Wer in Zukunft mit einer geringen Menge gefasst wird, muss nach den Plänen von Justizminister Wolfgang Brandstetter (ÖVP) nicht wie bisher mit einer Anzeige bei der Staatsanwaltschaft und einem Eintrag im Suchtmittelregister rechnen. Verantwortlich wäre dann allein die Bezirksverwaltungsbehörde als zuständige Gesundheitsstelle. Nur den Deliquenten, die die amtsärztlichen Auflagen missachten, drohen strafrechtliche Folgen.
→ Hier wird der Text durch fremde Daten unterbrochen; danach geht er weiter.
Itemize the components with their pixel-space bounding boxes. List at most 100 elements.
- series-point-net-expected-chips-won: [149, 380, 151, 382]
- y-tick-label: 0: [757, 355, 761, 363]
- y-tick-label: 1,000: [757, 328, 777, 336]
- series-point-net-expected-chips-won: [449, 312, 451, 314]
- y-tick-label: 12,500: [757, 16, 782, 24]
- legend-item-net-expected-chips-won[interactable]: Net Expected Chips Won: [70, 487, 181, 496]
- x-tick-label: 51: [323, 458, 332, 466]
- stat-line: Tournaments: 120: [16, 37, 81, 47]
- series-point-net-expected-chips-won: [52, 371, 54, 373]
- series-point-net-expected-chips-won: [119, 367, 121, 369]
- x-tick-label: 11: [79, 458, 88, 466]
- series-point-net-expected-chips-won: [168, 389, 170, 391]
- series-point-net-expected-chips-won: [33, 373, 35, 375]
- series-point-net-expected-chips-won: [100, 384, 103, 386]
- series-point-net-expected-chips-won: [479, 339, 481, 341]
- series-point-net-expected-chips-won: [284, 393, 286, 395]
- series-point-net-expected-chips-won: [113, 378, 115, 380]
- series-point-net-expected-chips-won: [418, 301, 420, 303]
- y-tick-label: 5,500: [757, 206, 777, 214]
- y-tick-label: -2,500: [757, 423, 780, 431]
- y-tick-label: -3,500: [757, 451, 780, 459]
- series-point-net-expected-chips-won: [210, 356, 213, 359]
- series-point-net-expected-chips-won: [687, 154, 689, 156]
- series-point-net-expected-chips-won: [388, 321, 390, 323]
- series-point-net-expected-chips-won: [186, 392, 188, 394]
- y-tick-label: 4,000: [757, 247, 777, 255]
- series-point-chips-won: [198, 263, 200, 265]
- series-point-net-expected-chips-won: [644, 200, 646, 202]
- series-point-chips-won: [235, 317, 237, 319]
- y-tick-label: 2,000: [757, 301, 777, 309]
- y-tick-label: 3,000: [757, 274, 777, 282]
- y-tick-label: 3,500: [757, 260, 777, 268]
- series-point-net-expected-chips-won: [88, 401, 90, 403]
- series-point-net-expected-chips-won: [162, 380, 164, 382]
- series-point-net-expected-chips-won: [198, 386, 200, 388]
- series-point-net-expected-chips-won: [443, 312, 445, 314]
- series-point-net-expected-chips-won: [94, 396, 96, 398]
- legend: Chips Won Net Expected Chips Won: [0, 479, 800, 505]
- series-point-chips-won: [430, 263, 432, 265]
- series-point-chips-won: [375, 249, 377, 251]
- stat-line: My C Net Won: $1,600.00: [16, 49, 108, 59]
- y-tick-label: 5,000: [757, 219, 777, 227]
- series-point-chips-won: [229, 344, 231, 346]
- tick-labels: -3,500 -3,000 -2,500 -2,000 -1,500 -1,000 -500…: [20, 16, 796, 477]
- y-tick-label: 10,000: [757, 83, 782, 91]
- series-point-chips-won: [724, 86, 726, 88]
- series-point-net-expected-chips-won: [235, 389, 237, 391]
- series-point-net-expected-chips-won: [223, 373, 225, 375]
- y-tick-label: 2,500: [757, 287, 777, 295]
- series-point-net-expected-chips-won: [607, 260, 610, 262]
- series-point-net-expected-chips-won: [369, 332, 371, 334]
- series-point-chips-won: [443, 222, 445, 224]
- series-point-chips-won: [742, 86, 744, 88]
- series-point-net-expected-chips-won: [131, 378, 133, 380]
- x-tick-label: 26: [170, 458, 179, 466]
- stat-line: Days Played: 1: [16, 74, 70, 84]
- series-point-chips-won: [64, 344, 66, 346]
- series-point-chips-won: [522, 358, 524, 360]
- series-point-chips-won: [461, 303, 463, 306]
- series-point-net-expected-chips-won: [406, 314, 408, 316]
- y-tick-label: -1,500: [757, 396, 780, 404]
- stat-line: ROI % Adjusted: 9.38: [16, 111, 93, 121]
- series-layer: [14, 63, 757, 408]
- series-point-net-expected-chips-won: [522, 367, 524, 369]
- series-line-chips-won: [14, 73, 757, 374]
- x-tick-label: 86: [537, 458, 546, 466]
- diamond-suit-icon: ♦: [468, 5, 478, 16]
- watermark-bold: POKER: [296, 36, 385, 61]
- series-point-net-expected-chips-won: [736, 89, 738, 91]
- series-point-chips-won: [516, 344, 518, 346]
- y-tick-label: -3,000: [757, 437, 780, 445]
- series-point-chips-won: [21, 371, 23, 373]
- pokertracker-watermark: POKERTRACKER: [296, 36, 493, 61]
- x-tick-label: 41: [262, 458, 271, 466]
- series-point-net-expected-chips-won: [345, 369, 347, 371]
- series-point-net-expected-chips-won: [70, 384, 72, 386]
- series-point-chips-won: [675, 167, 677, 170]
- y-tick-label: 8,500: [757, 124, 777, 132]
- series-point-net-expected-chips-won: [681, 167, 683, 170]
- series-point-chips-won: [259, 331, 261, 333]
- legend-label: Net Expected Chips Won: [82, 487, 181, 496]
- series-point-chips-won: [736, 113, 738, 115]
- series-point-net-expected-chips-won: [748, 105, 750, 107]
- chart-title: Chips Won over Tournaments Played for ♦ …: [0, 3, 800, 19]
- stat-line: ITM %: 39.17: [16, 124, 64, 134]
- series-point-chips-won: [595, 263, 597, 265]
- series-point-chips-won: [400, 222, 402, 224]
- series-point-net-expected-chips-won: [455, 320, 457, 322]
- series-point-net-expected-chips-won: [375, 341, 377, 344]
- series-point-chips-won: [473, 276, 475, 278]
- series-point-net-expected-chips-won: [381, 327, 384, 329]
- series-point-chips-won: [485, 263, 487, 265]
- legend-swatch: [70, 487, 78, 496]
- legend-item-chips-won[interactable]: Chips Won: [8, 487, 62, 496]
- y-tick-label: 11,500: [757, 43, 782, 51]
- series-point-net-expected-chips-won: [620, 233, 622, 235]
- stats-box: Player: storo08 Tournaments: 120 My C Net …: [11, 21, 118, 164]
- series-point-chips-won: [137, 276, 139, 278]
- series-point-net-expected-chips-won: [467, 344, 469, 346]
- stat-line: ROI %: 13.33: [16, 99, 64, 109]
Wer sich aber fügt, entkommt einer Strafanzeige.
Schärfere Waffen gegen Produzenten
Geht der gerade begutachtete Gesetzesentwurf durch, so könnten die Strafverfolgungsbehörden dennoch schärfere Waffen im Kampf gegen Drogendelikte erhalten: Ertappte Konsumenten wären dann nämlich keine Beschuldigten mehr, sondern Zeugen. Und als solche haben sie kein Aussageverweigerungsrecht.
Beschuldigte müssen heute weder sich noch andere belasten. Im Zweifel genügt der Hinweis, die Substanz bei einem Unbekannten gekauft zu haben. Als Zeugen aber müssten Betroffene künftig ihre Quellen gegenüber Polizei und Staatsanwaltschaft prinzipiell preisgeben. Wer hier lügt, riskiert ein Strafverfahren wegen falscher Zeugenaussage.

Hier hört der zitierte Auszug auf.